2. En deuxième lieu : les principales conditions d’utilisation du CGM
• Dans une étude donnée (RCT), le même système de CGM doit être utilisé du début à la fin de l’étude et avec la même méthodologie dans tous les centres s’il s’agit d’une étude multicentrique.
• L’utilisation en parallèle d’un CGM personnel est possible, mais ce sont les données du CGM remis en début d’étude et dédié au RCT qui seront utilisées lors de l’analyse des résultats de l’étude, car les investigateurs sont dans l’obligation d’utiliser des appareillages parfaitement homologués.
• Les participants à l’étude doivent être correctement informés dès le départ sur la pose d’un CGM et les investigateurs doivent s’assurer que le port de ce dispositif ne va pas compromettre le bien-être du sujet dans sa vie quotidienne, surtout quand on sait que, dans le cadre d’un RCT, le CGM doit être porté sur des durées minimum de 14 jours par trimestre.
3. En troisième lieu : l’interprétation des résultats
Pour qu’un résultat soit considéré comme ayant une signification clinique il faut que la différence entre le TIR (« Time in range » ou pourcentage de temps passé entre 71 et 180 mg/dL pour la glycémie) de départ (au début de l’essai) et d’arrivée (à la clôture de l’essai) soit ≥ 5 % au niveau individuel et ≥ 3 % si l’analyse a porté sur un groupe de patients. À titre d’exemple, pour un sujet qui voit son TIR passer de 65 à 67 % le résultat ne sera pas considéré comme significatif. En revanche, il le deviendra si le TIR passe de 65 à 70 %, ou plus.

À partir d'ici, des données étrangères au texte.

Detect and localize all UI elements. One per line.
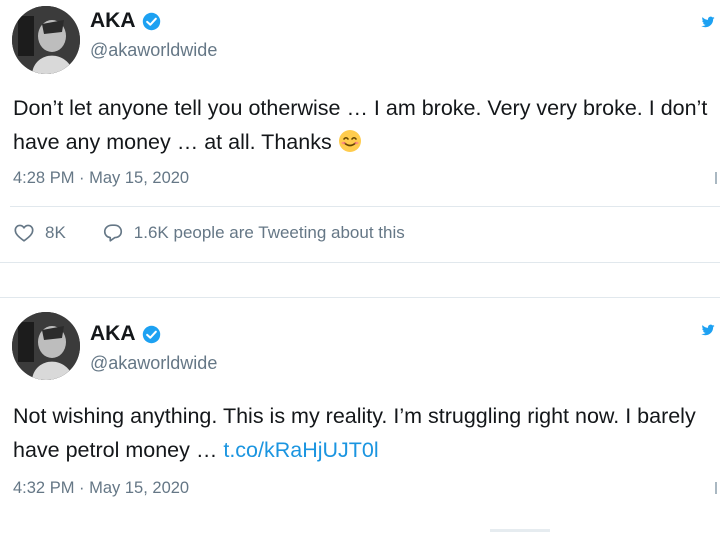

Au terme de la lecture de ce nouveau consensus, on ne peut qu’être d’accord avec ses auteurs qui préconisent une large utilisation du CGM dans le cadre d’un essai clinique destiné à tester l’efficacité et la sureté d’un traitement pharmacologique sensé améliorer le contrôle glycémique des patients diabétiques. Cette observation ne fait que suivre l’utilisation de plus en plus large du CGM en pratique médicale courante, en particulier dans le diabète de type 1. On ne répétera jamais assez que le CGM est l’outil indispensable pour détecter les hypoglycémies (nocturnes en particulier), les dérives glycémiques excessives en périodes post-prandiales et pour quantifier la variabilité glycémique entre pics et nadirs.